By Nancy Hamilton
Mention cameras in the courtroom and the name of O.J. Simpson immediately comes to the mind of most Americans. You remember—defense attorney Johnny Cochran deftly addressed the jury and television audience chanting “if it doesn’t fit you must acquit,” in his closing argument of the 1995 trial.
But even before O.J, in 1954, Dr. Sam Sheppard was convicted of second degree murder of his wife in their bedroom after a trial that the U.S. Supreme Court later held denied him due process, in part because a “carnival atmosphere” occasioned by extensive publicity that had permeated the trial. And, in 1935, there was the nationally sensationalized trial of Bruno Hauptmann who was tried, convicted and executed for the kidnapping and murder of Charles Lindbergh, Jr., the two year old son of the national hero and aviator. The intensive and aggressive media coverage of each of these trials resulted in heavy criticism that the media alone was responsible for turning them into circuses. Indeed, the O. J. backlash still serves as the primary reason for most critics who seek to ban cameras in the courtroom. But times are changing.
Today, we are unfortunately in the midst of yet another sensational murder trial. Once again, as in the Lindbergh case, the body of a toddler who disappeared was found in some woods not far from home. In this case though, it is a Florida toddler’s mother, Casey Anthony, who is on trial for her two year old daughter Caylee’s death. Defense counsel for Ms. Anthony moved to bar cameras at trial blaming the intense media spotlight for concerns about seating an impartial jury. Chief Judge Blevin Perry, in considering the motion, however, stated, “We don’t live in Egypt. We don’t live in Libya… There’s a thing called the First Amendment. Whether we like it or not it’s in the Constitution.” He added, “The First Amendment is not totally absolute, but it’s pretty close to being absolute.” The motion was denied.

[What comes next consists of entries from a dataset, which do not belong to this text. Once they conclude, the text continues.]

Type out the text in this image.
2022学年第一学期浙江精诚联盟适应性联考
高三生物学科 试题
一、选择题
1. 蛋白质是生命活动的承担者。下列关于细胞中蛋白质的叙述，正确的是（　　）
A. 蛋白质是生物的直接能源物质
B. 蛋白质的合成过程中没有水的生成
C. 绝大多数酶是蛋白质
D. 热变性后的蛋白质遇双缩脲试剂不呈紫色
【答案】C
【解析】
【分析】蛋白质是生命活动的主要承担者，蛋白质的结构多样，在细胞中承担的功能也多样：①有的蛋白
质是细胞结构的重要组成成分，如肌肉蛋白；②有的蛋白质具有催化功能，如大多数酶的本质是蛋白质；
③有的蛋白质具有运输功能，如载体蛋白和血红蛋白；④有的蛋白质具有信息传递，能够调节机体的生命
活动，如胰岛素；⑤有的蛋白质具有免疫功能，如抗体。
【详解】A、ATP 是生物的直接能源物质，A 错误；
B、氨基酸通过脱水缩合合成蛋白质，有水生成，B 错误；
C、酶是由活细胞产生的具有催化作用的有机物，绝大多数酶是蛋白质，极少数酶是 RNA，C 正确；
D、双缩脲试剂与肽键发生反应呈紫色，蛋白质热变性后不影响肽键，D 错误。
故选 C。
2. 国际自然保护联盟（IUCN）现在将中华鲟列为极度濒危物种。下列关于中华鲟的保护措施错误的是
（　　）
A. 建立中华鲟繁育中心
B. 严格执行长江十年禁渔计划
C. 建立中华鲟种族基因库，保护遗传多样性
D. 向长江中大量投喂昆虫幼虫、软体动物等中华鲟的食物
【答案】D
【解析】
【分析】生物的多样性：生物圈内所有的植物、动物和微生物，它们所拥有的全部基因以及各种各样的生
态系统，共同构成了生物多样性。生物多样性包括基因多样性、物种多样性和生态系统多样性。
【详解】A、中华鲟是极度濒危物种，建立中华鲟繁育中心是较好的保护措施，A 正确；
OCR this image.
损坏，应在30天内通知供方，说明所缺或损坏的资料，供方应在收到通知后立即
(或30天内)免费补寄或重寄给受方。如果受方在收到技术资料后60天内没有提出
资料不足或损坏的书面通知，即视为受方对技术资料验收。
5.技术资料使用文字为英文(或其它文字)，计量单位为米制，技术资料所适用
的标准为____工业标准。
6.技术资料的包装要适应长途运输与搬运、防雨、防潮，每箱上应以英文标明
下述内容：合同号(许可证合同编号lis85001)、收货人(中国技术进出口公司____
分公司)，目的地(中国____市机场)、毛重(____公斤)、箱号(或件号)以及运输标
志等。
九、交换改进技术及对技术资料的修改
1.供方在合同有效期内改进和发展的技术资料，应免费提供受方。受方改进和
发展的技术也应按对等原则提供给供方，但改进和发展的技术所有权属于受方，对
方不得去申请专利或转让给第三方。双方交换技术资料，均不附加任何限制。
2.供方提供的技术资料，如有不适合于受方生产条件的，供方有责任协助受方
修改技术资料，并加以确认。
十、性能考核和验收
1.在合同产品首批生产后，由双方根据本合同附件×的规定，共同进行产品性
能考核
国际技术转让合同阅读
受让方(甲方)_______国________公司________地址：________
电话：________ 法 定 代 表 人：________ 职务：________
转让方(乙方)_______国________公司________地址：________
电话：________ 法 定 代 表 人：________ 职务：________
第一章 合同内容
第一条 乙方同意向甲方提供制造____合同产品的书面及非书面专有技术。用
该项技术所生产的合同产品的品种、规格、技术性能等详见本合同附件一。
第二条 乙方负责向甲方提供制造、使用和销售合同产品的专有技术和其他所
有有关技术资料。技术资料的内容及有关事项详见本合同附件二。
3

So far, this case is different from OJ—at least insofar as the cameras inside the courtroom are concerned. Indeed, the media attention given the Casey Anthony case has far eclipsed the Simpson coverage of sixteen years ago, not to mention Sheppard and Hauptman over 75 years ago. Network and cable stations are dedicated to broadcasting the trial live on-the-air and streaming video over the internet every court day, all day, including Saturdays. Social media sites such as Twitter, Facebook, blogs and live chats offer the public opportunities to publish, argue, express and form opinions in an instant. The Orlando Sentinel, for example, offers an online chat room which has reportedly attracted up to 124,680 people a day to watch live streaming video and then “discuss.” I can’t walk through an airport or the downtown Houston food court without seeing the trial broadcast live from multiple venues. It is simply inescapable.
With all this going on one would think that the Casey Anthony case is the Ringling Bros. “Big Top” of all cameras in the courtroom cases, but I think not. In my view, this extensive access permits the public to judge for themselves the conduct of the court, counsel, witnesses, and the accused without being wholly dependent upon the prismatic viewpoint of the multitude of reporters, commentators, and pundits. Although a brawl was reported among anxious and overwrought spectators outside the courthouse on June 17th that was outside not inside, and new rules were immediately put in place to assure some semblance of civility. News organizations have pooled coverage and media have assigned seats in the courtroom. Internet connections also permit fast distribution of video feeds and still photos. Unlike the notorious Judge Ito in the Simpson case, Judge Blevin Perry seems to have his courtroom well in hand. As one who appears before the trial courts on a regular basis, I well know it is the judge not the lawyers or the media who is the master of the demeanor, dignity, professionalism and civility in the courtroom.
Courts are supposed to be public and the public needs to know how our judicial system works. The public’s understanding and faith in the judicial branch is bolstered by more access to trials via cameras in the courtrooms. Indeed, starting in July, 14 selected federal courts from around the country and Guam are beginning a three year trial experiment with camera access to civil trials and proceedings in the federal system. Previously, cameras were banned in federal courts. Although the rules for the federal pilot project are restrictive, we are moving in the right direction. Let’s hope the federal pilot is a success. Moreover, let’s hope that the critics of cameras in the courtroom learn from Judge Blevin Perry that access can be given to the multitudes without a “carnival atmosphere” overtaking the proceedings.
The opinions expressed are those of the author and do not necessarily reflect the views of the firm, its clients, or any of its or their respective affiliates. This article is for informational purposes only and does not constitute legal advice.